Question

Two monatomic ideal gas at temperature ${T}_{1}$ and ${T}_{2}$ are mixed. There is no loss of energy. If the masses of molecules of the gases are ${m}_{1}$ and ${m}_{2}$ and the number of their molecules are ${n}_{1}$ and ${n}_{2}$ respectively. The temperature of the mixture will be:
A. $\dfrac {{T}_{1}+{T}_{2}}{{n}_{1}+{n}_{2}}$
B. $\dfrac {{T}_{1}}{{n}_{1}}+\dfrac {{T}_{2}}{{n}_{2}}$
C. $\dfrac {{n}_{2}{T}_{1}+{n}_{1}{T}_{2}}{{n}_{1}+{n}_{2}}$
D. $\dfrac {{n}_{1}{T}_{1}+{n}_{2}{T}_{2}}{{n}_{1}+{n}_{2}}$

Answer 1

Use the formula for internal energy and find the internal energy at temperature ${T}_{1}$ and then at ${T}_{2}$. As there is no loss of energy, the sum of change of internal energies must be zero. Substitute the values in the mentioned expression. Now, substitute the value for internal energy of gas at constant volume. Then, consider T as the final temperature of the mixture, substitute it in the above obtained expression. Rearrange the equation and obtain the temperature of the mixture.
Formula used:
$\Delta U=n{C}_{v} \Delta T$

Complete answer:
It is given that there is no loss of energy which means that the sum of change of internal energies must be zero. Mathematically this can be written as,
$\Delta {U}_{1}+ \Delta {U}_{2}=0$ …(1)
Where, $\Delta {U}_{1}$ is the internal energy at temperature ${T}_{1}$
$\Delta {U}_{2}$ is the internal energy at temperature ${T}_{2}$
We know, internal energy is given by,
$\Delta U=n{C}_{v} \Delta T$
Where, n is the number of molecules
${C}_{v}$ is the internal energy of gas at constant volume
Using above equation we can write the internal energy at temperature ${T}_{1}$ as,
$\Delta {U}_{1}={n}_{1}{C}_{{v}_{1}} \Delta {T}_{1}$ …(2)
Similarly, we can write the internal energy at temperature ${T}_{2}$ as,
$\Delta {U}_{2}={n}_{2}{C}_{{v}_{2}} \Delta {T}_{2}$ …(2)
Substituting equation. (2) and (3) in equation. (1) we get,
${n}_{1}{C}_{{v}_{1}} \Delta {T}_{1}+ {n}_{2}{C}_{{v}_{2}} \Delta {T}_{2}$ …(4)
We know, for monoatomic gases,
${C}_{v}= \dfrac {3}{2}R$
It is given that both the gases are monatomic. Thus,
${C}_{{v}_{1}}={C}_{{v}_{2}}= \dfrac {3}{2}R$
Substituting this value in the equation. (4) we get,
$\dfrac {3}{2}R{n}_{1} \Delta {T}_{1}+ \dfrac {3}{2}R{n}_{2} \Delta {T}_{2}=0$
$\therefore \dfrac {3}{2}R \left ({n}_{1}\Delta {T}_{1}+{n}_{2} \Delta {T}_{2} \right )=0$ …(5)
Let the final temperature be T.
Thus, equation. (5) can be written as,
$\dfrac {3}{2}R \left ({n}_{1}\left(T-\Delta {T}_{1} \right)+{n}_{2} \left (T-\Delta {T}_{2}\right) \right )=0$
Rearranging the above equation we get,
$T=\dfrac {{n}_{1}{T}_{1}+{n}_{2}{T}_{2}}{{n}_{1}+{n}_{2}}$
Thus, the temperature of the mixture will be $\dfrac {{n}_{1}{T}_{1}+{n}_{2}{T}_{2}}{{n}_{1}+{n}_{2}}$.

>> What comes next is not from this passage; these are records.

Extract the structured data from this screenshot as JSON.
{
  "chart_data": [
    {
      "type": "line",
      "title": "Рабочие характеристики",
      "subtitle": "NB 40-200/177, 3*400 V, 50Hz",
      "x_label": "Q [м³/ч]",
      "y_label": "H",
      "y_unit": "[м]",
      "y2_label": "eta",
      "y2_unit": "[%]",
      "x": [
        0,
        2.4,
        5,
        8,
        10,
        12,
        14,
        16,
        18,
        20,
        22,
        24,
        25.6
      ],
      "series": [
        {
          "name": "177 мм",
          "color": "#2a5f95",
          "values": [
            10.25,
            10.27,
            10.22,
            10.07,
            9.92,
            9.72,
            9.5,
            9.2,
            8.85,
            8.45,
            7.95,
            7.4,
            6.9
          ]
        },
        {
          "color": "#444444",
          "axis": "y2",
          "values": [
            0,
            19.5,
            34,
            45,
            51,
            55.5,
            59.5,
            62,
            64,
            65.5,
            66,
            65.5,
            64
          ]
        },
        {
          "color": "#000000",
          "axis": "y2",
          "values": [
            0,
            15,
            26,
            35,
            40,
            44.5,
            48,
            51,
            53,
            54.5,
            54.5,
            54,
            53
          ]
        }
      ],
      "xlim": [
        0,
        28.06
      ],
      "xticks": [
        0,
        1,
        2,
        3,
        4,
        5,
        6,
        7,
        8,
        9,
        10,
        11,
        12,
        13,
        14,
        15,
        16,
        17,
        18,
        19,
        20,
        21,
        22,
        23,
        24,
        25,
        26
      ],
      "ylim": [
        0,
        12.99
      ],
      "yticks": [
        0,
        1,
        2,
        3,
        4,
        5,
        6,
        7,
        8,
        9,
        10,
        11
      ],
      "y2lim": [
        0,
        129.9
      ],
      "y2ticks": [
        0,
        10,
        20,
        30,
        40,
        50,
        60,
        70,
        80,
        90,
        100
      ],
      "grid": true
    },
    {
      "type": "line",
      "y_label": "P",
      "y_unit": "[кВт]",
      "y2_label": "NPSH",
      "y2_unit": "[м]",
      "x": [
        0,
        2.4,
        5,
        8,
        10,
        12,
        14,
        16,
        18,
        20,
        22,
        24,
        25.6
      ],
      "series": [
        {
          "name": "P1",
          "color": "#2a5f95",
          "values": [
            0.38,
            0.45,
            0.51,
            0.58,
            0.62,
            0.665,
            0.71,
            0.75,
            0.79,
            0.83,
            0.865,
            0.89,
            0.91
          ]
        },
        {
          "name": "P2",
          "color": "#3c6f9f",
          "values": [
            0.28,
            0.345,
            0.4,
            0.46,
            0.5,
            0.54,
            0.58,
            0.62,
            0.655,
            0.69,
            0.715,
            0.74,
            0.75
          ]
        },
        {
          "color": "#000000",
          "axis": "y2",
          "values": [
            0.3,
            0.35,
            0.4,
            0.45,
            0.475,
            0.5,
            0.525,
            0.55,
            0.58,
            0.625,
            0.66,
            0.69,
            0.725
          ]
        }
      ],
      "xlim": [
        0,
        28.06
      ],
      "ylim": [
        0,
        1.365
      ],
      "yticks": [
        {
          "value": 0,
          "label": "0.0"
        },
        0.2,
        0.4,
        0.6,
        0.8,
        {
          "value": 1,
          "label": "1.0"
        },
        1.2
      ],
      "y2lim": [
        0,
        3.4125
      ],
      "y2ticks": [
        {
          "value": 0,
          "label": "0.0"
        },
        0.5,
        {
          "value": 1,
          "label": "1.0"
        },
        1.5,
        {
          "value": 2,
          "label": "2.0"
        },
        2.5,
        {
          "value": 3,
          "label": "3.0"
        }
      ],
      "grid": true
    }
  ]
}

So, the correct answer is option D i.e. $\dfrac {{n}_{1}{T}_{1}+{n}_{2}{T}_{2}}{{n}_{1}+{n}_{2}}$.

Note:
To solve these types of questions, students must have the clear understanding of thermodynamics and its laws. Also, they should know the ideal gas law and how varying the different parameters changes the behaviour of gases at various conditions.